Caroline Russell AM, who proposed the original motion said: “The widespread use of glyphosate is causing concern among Londoners. Following a number of high-profile legal cases in the USA, the evidence of exposure to glyphosate’s carcinogenic effects on workers and the public is mounting. People are rightly questioning its continued use across our city.
“I am asking the Mayor to follow the example of the London Borough of Hammersmith and Fulham and cease spraying glyphosate on GLA land and the TfL estate, as well as urging all London boroughs to follow suit.”
Leonie Cooper AM, who proposed the amended motion said: “It is vital that we reduce to zero the spraying of glyphosate, a harmful pesticide, not only for the health of the planet but for Londoners’ health, as there is growing evidence that it is a carcinogen.
The Mayor committed in the Environment Strategy to cutting pesticide use and now we need to see an action plan and timetable for how it will get to zero. Special care must be paid to mechanical alternatives on trackside in particular, to ensure the safety of all passengers.”
The full text of the motion is:
This Assembly notes:
- the growing body of scientific evidence showing a link between glyphosate exposure and an increased risk of cancer;
- the spraying of glyphosate in London is causing concern among residents and elected representatives about its potential harmful effects on children, animals and wildlife on our streets, housing estates and parks;
- the contracting staff who carry out this work need to be protected from harm;
- The Mayor’s commitment in the Environment Strategy to “reduce the use of pesticides and peat-based products, such as compost”;
- the work of Transport for London (TfL) with suppliers and contractors to explore safer alternatives such as hot foam, for essential vegetation management and weed control; the London Borough of Hammersmith and Fulham was the first council in London to cease the use of glyphosate, to support biodiversity and protect habitat against any long-term chemical effect;
- other London Boroughs such as Hackney and Croydon are trialling non-chemical weed removal and exploring alternatives; and
- in June 2019 the German state-owned rail operator Deutsche Bahn announced it would stop using glyphosate on its tracks and is looking for substitutes to replace the widely used glyphosate herbicide.

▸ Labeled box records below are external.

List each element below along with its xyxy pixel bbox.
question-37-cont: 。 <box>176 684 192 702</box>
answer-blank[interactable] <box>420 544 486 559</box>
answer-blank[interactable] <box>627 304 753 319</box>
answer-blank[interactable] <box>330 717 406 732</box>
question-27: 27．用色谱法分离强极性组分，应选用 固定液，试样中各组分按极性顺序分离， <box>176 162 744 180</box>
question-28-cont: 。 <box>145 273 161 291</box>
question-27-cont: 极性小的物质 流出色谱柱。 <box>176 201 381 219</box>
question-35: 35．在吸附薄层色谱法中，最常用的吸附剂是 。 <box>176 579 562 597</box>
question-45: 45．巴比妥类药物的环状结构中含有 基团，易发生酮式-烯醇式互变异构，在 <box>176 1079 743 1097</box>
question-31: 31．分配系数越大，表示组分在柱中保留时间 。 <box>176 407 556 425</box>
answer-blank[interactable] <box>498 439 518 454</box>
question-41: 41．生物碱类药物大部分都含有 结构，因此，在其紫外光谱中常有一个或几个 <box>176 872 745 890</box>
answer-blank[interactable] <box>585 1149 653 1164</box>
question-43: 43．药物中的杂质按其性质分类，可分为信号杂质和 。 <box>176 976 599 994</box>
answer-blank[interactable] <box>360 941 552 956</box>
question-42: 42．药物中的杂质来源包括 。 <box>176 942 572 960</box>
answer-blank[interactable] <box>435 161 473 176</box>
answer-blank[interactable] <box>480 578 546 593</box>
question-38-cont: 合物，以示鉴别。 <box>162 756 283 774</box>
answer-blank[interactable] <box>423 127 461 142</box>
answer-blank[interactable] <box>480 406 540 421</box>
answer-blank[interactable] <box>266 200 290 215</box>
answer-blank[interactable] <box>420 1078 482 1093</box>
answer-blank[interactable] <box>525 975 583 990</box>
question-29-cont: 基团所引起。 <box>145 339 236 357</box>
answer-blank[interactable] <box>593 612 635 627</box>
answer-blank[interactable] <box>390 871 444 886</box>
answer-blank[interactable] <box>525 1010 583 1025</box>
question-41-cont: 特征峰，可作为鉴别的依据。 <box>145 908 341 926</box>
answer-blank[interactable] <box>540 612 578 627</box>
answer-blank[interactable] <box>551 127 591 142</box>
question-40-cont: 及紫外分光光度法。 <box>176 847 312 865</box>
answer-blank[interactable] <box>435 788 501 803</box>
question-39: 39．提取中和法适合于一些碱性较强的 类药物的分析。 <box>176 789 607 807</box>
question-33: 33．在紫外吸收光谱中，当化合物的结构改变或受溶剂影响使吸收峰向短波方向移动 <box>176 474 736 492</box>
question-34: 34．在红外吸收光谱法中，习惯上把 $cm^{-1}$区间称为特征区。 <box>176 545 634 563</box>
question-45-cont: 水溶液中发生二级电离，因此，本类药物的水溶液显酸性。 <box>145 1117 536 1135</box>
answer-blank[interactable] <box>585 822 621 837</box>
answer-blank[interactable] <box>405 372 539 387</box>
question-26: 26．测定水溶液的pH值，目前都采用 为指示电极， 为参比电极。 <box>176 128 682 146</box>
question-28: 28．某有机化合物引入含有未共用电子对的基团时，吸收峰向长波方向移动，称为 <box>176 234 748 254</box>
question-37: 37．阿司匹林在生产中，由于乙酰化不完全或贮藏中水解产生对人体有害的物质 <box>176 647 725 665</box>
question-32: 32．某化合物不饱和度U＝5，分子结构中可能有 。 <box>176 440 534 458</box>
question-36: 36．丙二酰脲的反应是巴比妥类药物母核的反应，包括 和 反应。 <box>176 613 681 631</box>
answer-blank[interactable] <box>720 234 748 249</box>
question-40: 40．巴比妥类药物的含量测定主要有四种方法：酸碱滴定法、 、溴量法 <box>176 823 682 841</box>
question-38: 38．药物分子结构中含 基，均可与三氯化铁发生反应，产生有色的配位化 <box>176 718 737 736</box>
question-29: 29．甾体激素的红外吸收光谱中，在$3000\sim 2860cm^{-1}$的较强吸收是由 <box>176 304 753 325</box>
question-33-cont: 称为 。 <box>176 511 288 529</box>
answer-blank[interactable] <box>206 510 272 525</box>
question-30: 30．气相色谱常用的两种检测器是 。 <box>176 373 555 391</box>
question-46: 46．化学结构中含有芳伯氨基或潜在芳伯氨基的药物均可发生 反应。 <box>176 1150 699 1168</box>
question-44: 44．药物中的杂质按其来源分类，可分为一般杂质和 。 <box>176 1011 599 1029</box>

In light of the public and occupational health concerns about glyphosate exposure and the need to protect habitat and biodiversity the London Assembly called on the Mayor of London to:
- Bring forward an action plan and timetable for a major reduction, to zero over time, in the spraying of glyphosate on GLA land and the TfL estate, prioritising ensuring that tracksides are cleared using mechanical rather than chemical methods to guarantee safety and
- call on London boroughs to cease the spraying of glyphosate in all council operations as soon as possible.
To manage this process, the London Assembly asked the Mayor of London to support a London Councils working group for London borough representatives, specialists and other key land managers in London to work towards the removal of this and any other harmful herbicides.
Where there are problems with invasive species such as Japanese Knotweed and where there is a duty to eradicate, then the Assemby stated that glyphosate may be used until an acceptable non-chemical alternative becomes available. But its use should be limited to stem injection rather than spraying.